Response: Thank you for this comment. We believe the different pharmacokinetics of the drugs can explain these effects. We have included this critical point in the discussion (page 31-32).
Comment: The conclusion that CX1739 is acting on sensory pathways is highly speculative and needs additional support. The functional status of the afferent pathways is uncertain following SCI. Please revise.
Response: Thank you for this comment. We agree, in retrospect, that this speculative comment is an overassumption, and we have removed it from the discussion. We have modified the discussion to remove focus from the sensory nervous system and, more generally, discuss the location of AMPA receptors in the voiding neurocircuitry (page 31).
Comment: Figure 3. It's difficult to see the asterisks that indicate statistical significance. Please use a line or a bigger symbol to indicate statistical differences between groups.
Response: Thank you for the suggestion we have modified the figure to make the asterisks bigger and added a line.
Comment: Data for peak pressure should be included in Figures 3 and 4.
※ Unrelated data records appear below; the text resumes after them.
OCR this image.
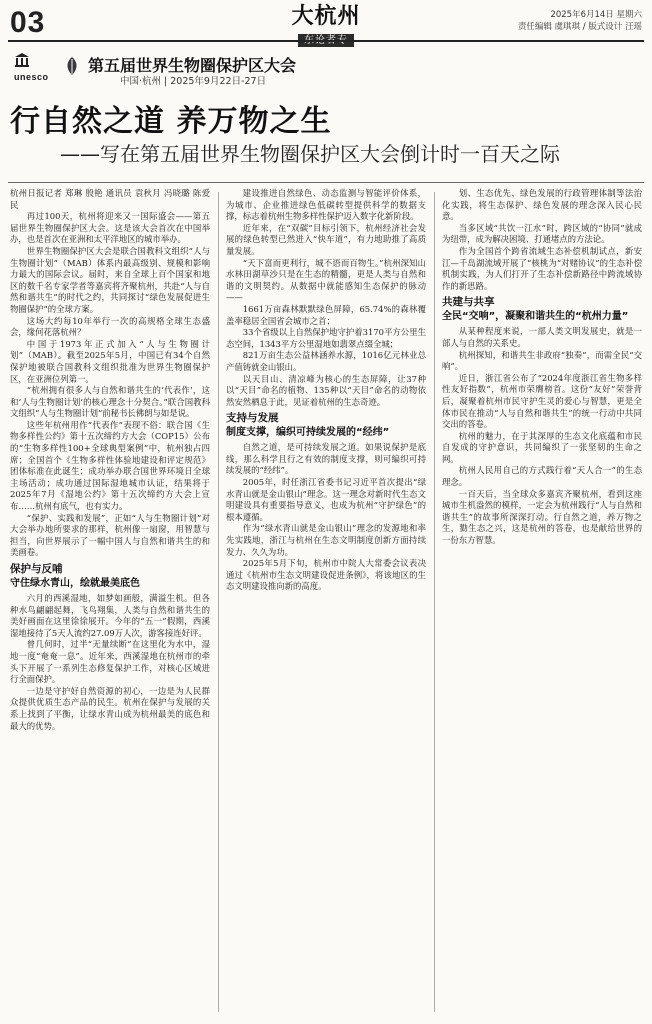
03	大杭州	2025年6月14日 星期六
责任编辑 虞琪琪 / 版式设计 汪瑶
unesco
第五届世界生物圈保护区大会
中国·杭州 | 2025年9月22日-27日
行自然之道 养万物之生
——写在第五届世界生物圈保护区大会倒计时一百天之际

杭州日报记者 郑琳 殷艳 通讯员 袁秋月 冯晓璐 陈爱民

再过100天，杭州将迎来又一国际盛会——第五届世界生物圈保护区大会。这是该大会首次在中国举办，也是首次在亚洲和太平洋地区的城市举办。

世界生物圈保护区大会是联合国教科文组织“人与生物圈计划”（MAB）体系内最高级别、规模和影响力最大的国际会议。届时，来自全球上百个国家和地区的数千名专家学者等嘉宾将齐聚杭州，共赴“人与自然和谐共生”的时代之约，共同探讨“绿色发展促进生物圈保护”的全球方案。

这场大约每10年举行一次的高规格全球生态盛会，缘何花落杭州？

中国于1973年正式加入“人与生物圈计划”（MAB）。截至2025年5月，中国已有34个自然保护地被联合国教科文组织批准为世界生物圈保护区，在亚洲位列第一。

“杭州拥有很多人与自然和谐共生的‘代表作’，这和‘人与生物圈计划’的核心理念十分契合。”联合国教科文组织“人与生物圈计划”前秘书长佛朗与如是说。

这些年杭州用作“代表作”表现不俗：联合国《生物多样性公约》第十五次缔约方大会（COP15）公布的“生物多样性100+全球典型案例”中，杭州独占四席；全国首个《生物多样性体验地建设和评定规范》团体标准在此诞生；成功举办联合国世界环境日全球主场活动；成功通过国际湿地城市认证，结果将于2025年7月《湿地公约》第十五次缔约方大会上宣布……杭州有底气，也有实力。

“保护、实践和发展”，正如“人与生物圈计划”对大会举办地所要求的那样，杭州像一扇窗，用智慧与担当，向世界展示了一幅中国人与自然和谐共生的和美画卷。

保护与反哺
守住绿水青山，绘就最美底色

六月的西溪湿地，如梦如画般，满溢生机。但各种水鸟翩翩起舞，飞鸟翔集，人类与自然和谐共生的美好画面在这里徐徐展开。今年的“五一”假期，西溪湿地接待了5天人流约27.09万人次，游客接连好评。

曾几何时，过半“无量续断”在这里化为水中，湿地一度“奄奄一息”。近年来，西溪湿地在杭州市的牵头下开展了一系列生态修复保护工作，对核心区域进行全面保护。

一边是守护好自然资源的初心，一边是为人民群众提供优质生态产品的民生。杭州在保护与发展的关系上找到了平衡，让绿水青山成为杭州最美的底色和最大的优势。

建设推进自然绿色、动态监测与智能评价体系，为城市、企业推进绿色低碳转型提供科学的数据支撑，标志着杭州生物多样性保护迈入数字化新阶段。

近年来，在“双碳”目标引领下，杭州经济社会发展的绿色转型已然进入“快车道”，有力地助推了高质量发展。

“天下富而更利行，城不语而百物生。”杭州深知山水林田湖草沙只是在生态的精髓，更是人类与自然和谐的文明契约。从数据中就能感知生态保护的脉动——

1661万亩森林默默绿色屏障，65.74%的森林覆盖率稳居全国省会城市之首；

33个省级以上自然保护地守护着3170平方公里生态空间，1343平方公里湿地如翡翠点缀全城；

821万亩生态公益林涵养水源，1016亿元林业总产值铸就金山银山。

以天目山、清凉峰为核心的生态屏障，让37种以“天目”命名的植物、135种以“天目”命名的动物依然安然栖息于此，见证着杭州的生态奇迹。

支持与发展
制度支撑，编织可持续发展的“经纬”

自然之道，是可持续发展之道。如果说保护是底线，那么科学且行之有效的制度支撑，则可编织可持续发展的“经纬”。

2005年，时任浙江省委书记习近平首次提出“绿水青山就是金山银山”理念。这一理念对新时代生态文明建设具有重要指导意义，也成为杭州“守护绿色”的根本遵循。

作为“绿水青山就是金山银山”理念的发源地和率先实践地，浙江与杭州在生态文明制度创新方面持续发力、久久为功。

2025年5月下旬，杭州市中院人大常委会议表决通过《杭州市生态文明建设促进条例》，将该地区的生态文明建设推向新的高度。

划、生态优先、绿色发展的行政管理体制等法治化实践，将生态保护、绿色发展的理念深入民心民意。

当多区域“共饮一江水”时，跨区域的“协同”就成为纽带，成为解决困境、打通堵点的方法论。

作为全国首个跨省流域生态补偿机制试点，新安江—千岛湖流域开展了“核桃为“对赌协议”的生态补偿机制实践，为人们打开了生态补偿新路径中跨流域协作的新思路。

共建与共享
全民“交响”，凝聚和谐共生的“杭州力量”

从某种程度来说，一部人类文明发展史，就是一部人与自然的关系史。

杭州探知，和谐共生非政府“独奏”，而需全民“交响”。

近日，浙江省公布了“2024年度浙江省生物多样性友好指数”，杭州市荣膺榜首。这份“友好”荣誉背后，凝聚着杭州市民守护生灵的爱心与智慧，更是全体市民在推动“人与自然和谐共生”的统一行动中共同交出的答卷。

杭州的魅力，在于其深厚的生态文化底蕴和市民自发成的守护意识，共同编织了一张坚韧的生命之网。

杭州人民用自己的方式践行着“天人合一”的生态理念。

一百天后，当全球众多嘉宾齐聚杭州，看到这座城市生机盎然的模样，一定会为杭州践行“人与自然和谐共生”的故事所深深打动。行自然之道，养万物之生，勠生态之兴，这是杭州的答卷，也是献给世界的一份东方智慧。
Response: Thank you for pointing out one of the important parameters of cystometry which is peak pressure. As we did not see significant changes in bladder peak contraction pressure between spinal intact and SCI rats, we prefer not to show a graph of peak pressure (in Fig 3) to highlight other parameters that showed significant injury effects, such as baseline pressure, ICI, threshold, and voided volume. However, peak pressure reduced similarly both in spinal intact and SCI rats, suggesting that ampakine has some treatment effects on peak pressure that we prefer to include in Fig 4. We modified our results section and have included a description on peak pressures in the result section.
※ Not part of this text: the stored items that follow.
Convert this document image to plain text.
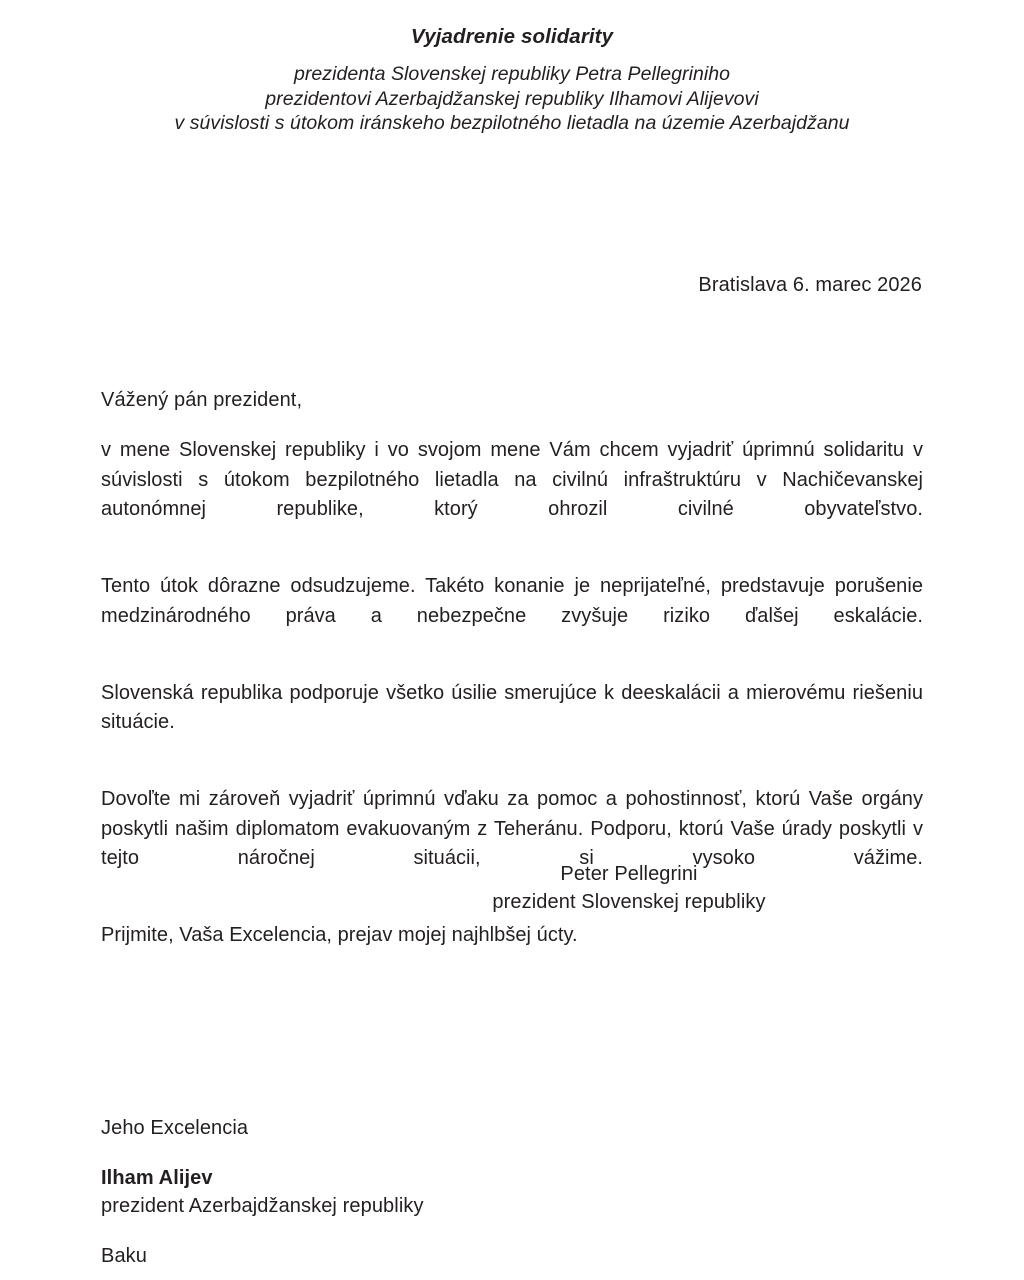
Vyjadrenie solidarity
prezidenta Slovenskej republiky Petra Pellegriniho
prezidentovi Azerbajdžanskej republiky Ilhamovi Alijevovi
v súvislosti s útokom iránskeho bezpilotného lietadla na územie Azerbajdžanu
Bratislava 6. marec 2026

Vážený pán prezident,

v mene Slovenskej republiky i vo svojom mene Vám chcem vyjadriť úprimnú solidaritu v súvislosti s útokom bezpilotného lietadla na civilnú infraštruktúru v Nachičevanskej autonómnej republike, ktorý ohrozil civilné obyvateľstvo.

Tento útok dôrazne odsudzujeme. Takéto konanie je neprijateľné, predstavuje porušenie medzinárodného práva a nebezpečne zvyšuje riziko ďalšej eskalácie.

Slovenská republika podporuje všetko úsilie smerujúce k deeskalácii a mierovému riešeniu situácie.

Dovoľte mi zároveň vyjadriť úprimnú vďaku za pomoc a pohostinnosť, ktorú Vaše orgány poskytli našim diplomatom evakuovaným z Teheránu. Podporu, ktorú Vaše úrady poskytli v tejto náročnej situácii, si vysoko vážime.

Prijmite, Vaša Excelencia, prejav mojej najhlbšej úcty.

Peter Pellegrini
prezident Slovenskej republiky

Jeho Excelencia

Ilham Alijev

prezident Azerbajdžanskej republiky

Baku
Comment: The peak pressure was reduced in both naïve and SCI rats treated with ampakine. Therefore, the peak pressure is not one of the parameters that improves by ampakine in SCI rats.
Response: Yes, we agree that peak pressures between spinal intact and SCI rats were comparable. Some treatment effects of ampakine on peak pressure were observed both between spinal intact and SCI rats. We have amended the manuscript to make this clearer.
Comment: The reference from Yoshiyama et al (1999) is duplicated.
Response: Thank you for catching this error. The references have been combined in the revised version.
Comment: Page 15, the authors state that "Coordinated bladder contractions and associated EUS EMG activity were readily demonstrated in all 7 naïve animals". In other sections, they referred to 8 naïve rats. What is the actual number of naïve rats?
Response: Thanks for pointing out this error. The actual number of naïve rats is 8. We have rectified this error.